Important Carbon Compounds

Ethanol is prepared by the fermentation of cane sugar or molasses.

Properties of Ethanol:

 Ethanol readily reacts with sodium metal to give sodium ethoxide and
hydrogen gas.
 Ethanol, on heating to a temperature of 443 degrees Kelvin with excess
concentrated sulphuric acid, gives ethene.

Uses of Ethanol:

 Ethanol is used in the manufacture of alcoholic beverages, pharmaceutical


products and anti freezing agents for automobiles.

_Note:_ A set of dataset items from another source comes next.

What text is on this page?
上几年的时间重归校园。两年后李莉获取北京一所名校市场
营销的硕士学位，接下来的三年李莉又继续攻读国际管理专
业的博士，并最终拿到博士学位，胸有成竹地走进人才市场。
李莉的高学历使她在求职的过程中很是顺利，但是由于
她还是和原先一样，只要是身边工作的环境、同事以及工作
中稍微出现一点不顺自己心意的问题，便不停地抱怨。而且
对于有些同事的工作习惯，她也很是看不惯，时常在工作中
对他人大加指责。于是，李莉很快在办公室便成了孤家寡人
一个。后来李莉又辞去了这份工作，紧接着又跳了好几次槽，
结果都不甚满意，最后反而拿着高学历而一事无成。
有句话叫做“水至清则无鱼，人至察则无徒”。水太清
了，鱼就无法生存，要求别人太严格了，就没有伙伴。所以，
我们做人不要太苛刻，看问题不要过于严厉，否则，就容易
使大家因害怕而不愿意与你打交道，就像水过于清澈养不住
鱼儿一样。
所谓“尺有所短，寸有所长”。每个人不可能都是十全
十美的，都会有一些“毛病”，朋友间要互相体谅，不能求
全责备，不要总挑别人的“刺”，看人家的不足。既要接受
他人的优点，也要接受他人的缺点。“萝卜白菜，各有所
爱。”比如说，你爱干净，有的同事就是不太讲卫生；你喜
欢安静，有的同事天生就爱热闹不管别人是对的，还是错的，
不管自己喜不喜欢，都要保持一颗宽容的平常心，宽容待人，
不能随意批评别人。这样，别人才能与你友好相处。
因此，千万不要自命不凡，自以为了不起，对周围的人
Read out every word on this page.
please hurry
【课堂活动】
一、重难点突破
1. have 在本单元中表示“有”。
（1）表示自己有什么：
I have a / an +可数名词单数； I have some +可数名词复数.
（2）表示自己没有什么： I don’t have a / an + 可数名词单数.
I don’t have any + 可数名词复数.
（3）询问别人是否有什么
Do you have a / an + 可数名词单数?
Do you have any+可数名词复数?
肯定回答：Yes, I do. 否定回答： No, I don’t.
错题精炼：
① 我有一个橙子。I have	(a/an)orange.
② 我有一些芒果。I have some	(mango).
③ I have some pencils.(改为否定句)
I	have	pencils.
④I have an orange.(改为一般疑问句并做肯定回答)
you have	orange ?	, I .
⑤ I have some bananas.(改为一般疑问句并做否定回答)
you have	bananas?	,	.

Ethanol acid is colourless pungent odoured liquid which is miscible with water, ether
and ethyl alcohol.
Properties of Ethanoic acid:

 Reacts with carbonates and bicarbonates to give sodium acetate and carbon
dioxide.
 Reacts with bases like sodium hydroxide to give sodium acetate and water.
 Reacts with ethanol in the presence of concentrated sulphuric acid to undergo
an esterification reaction.

Saponification is getting back ethanol and ethanoic acid form an ethyl acetate.

Ethanoic acid is used:

 As a preservative of food items.


 In the manufacture of artificial fibres.
 For the coagulation of latex.

Soaps and Detergents

Soaps and detergents are sodium salts of organic acids.

Soapiness comes from the sodium salts of stearic acid, oleic acid and palmitic acid.

A soap molecule has an organic tail that dissolves in grease and an ionic head that
dissolves in water.

The positively charged heads of the soap molecules form a closed structure called a
micelle. Dirt is pulled and absorbed into the interior of the micelle. The micelle is then
removed by water in the cleaning process.

A soap solution is a colloid.

Detergents and soaps have almost the same properties.

Detergents are more effective than soaps in hard water.